Description
Professional football became Americans’ favorite spectator
sport in the 1960s. It was a decade of great players (as is every decade):
Johnny Unitas and Sonny Jurgensen, Lenny Moore and Gayle Sayers, Deacon
Jones and Dick Butkus, John Mackey and Raymond Berry. Nearly the entire
starting lineup of the Green Bay Packers—Bart Starr, Paul Hornung, Jim
Taylor, Boyd Dowler, Max McGee, Jerry Kramer, Fuzzy Thurston, Jim Ringo,
Forrest Gregg, Ron Kramer, Willie Davis, Henry Jordan, Ray Nitschke, Herb
Adderley, Willie Wood—became household names. Without question, the
greatest of them all was Jim Brown, one of the nfl’s few truly transcendent
players from any era.
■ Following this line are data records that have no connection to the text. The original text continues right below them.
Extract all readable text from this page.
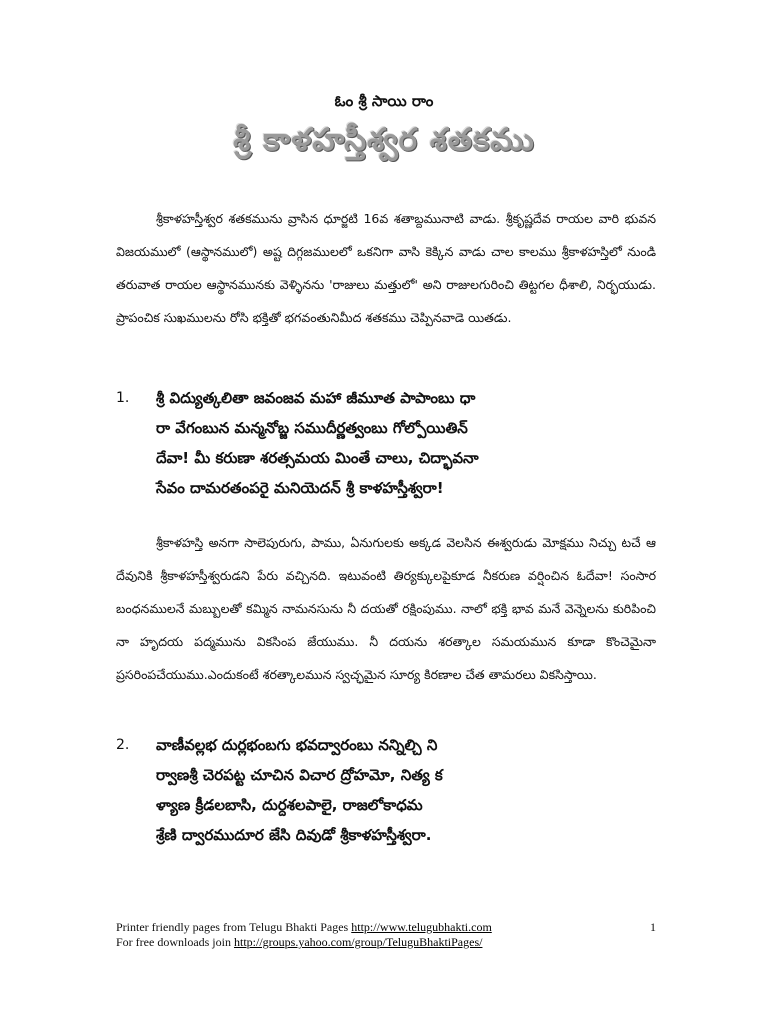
ఓం శ్రీ సాయి రాం
శ్రీ కాళహస్తీశ్వర శతకము
శ్రీకాళహస్తీశ్వర శతకమును వ్రాసిన ధూర్జటి 16వ శతాబ్దమునాటి వాడు. శ్రీకృష్ణదేవ రాయల వారి భువన విజయములో (ఆస్థానములో) అష్ట దిగ్గజములలో ఒకనిగా వాసి కెక్కిన వాడు చాల కాలము శ్రీకాళహస్తిలో నుండి తరువాత రాయల ఆస్థానమునకు వెళ్ళినను 'రాజులు మత్తులో' అని రాజులగురించి తిట్టగల ధీశాలి, నిర్భయుడు. ప్రాపంచిక సుఖములను రోసి భక్తితో భగవంతునిమీద శతకము చెప్పినవాడె యితడు.
1. శ్రీ విద్యుత్కలితా జవంజవ మహా జీమూత పాపాంబు ధా
రా వేగంబున మన్మనోబ్జ సముదీర్ణత్వంబు గోల్పోయితిన్
దేవా! మీ కరుణా శరత్సమయ మింతే చాలు, చిద్భావనా
సేవం దామరతంపరై మనియెదన్ శ్రీ కాళహస్తీశ్వరా!
శ్రీకాళహస్తి అనగా సాలెపురుగు, పాము, ఏనుగులకు అక్కడ వెలసిన ఈశ్వరుడు మోక్షము నిచ్చు టచే ఆ దేవునికి శ్రీకాళహస్తీశ్వరుడని పేరు వచ్చినది. ఇటువంటి తిర్యక్కులపైకూడ నీకరుణ వర్షించిన ఓదేవా! సంసార బంధనములనే మబ్బులతో కమ్మిన నామనసును నీ దయతో రక్షింపుము. నాలో భక్తి భావ మనే వెన్నెలను కురిపించి నా హృదయ పద్మమును వికసింప జేయుము. నీ దయను శరత్కాల సమయమున కూడా కొంచెమైనా ప్రసరింపచేయుము.ఎందుకంటే శరత్కాలమున స్వచ్ఛమైన సూర్య కిరణాల చేత తామరలు వికసిస్తాయి.
2. వాణీవల్లభ దుర్లభంబగు భవద్వారంబు నన్నిల్చి ని
ర్వాణశ్రీ చెరపట్ట చూచిన విచార ద్రోహమో, నిత్య క
ళ్యాణ క్రీడలబాసి, దుర్దశలపాలై, రాజలోకాధమ
శ్రేణి ద్వారముదూర జేసి దివుడో శ్రీకాళహస్తీశ్వరా.
Printer friendly pages from Telugu Bhakti Pages http://www.telugubhakti.com	1
For free downloads join http://groups.yahoo.com/group/TeluguBhaktiPages/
In just nine seasons Brown rushed for 12,312 yards,
averaging 5.2 yards per carry and leading the league eight times. He was
Rookie of the Year, then league mvp four times; he played in nine Pro Bowls
and missed not a single game—then walked away after the 1965 season, at
age 30, still in his prime but with nothing left to prove. Few stars in any sport
have been so unfettered by their own stardom. Among other interests, Brown
embraced his role as a black man in a barely integrated sport, as few African
American professional athletes of his generation did, at a time when such
actions provoked more anger and resentment than respect. On the field,
Brown was an astonishing fusion of speed, power, and agility, but no one
player, no matter how good, can guarantee championships in pro football.
Brown and Cleveland were perennial runners-up,a
winning just one title, in
1964, an interruption in the run of the Green Bay Packers through the 1960s.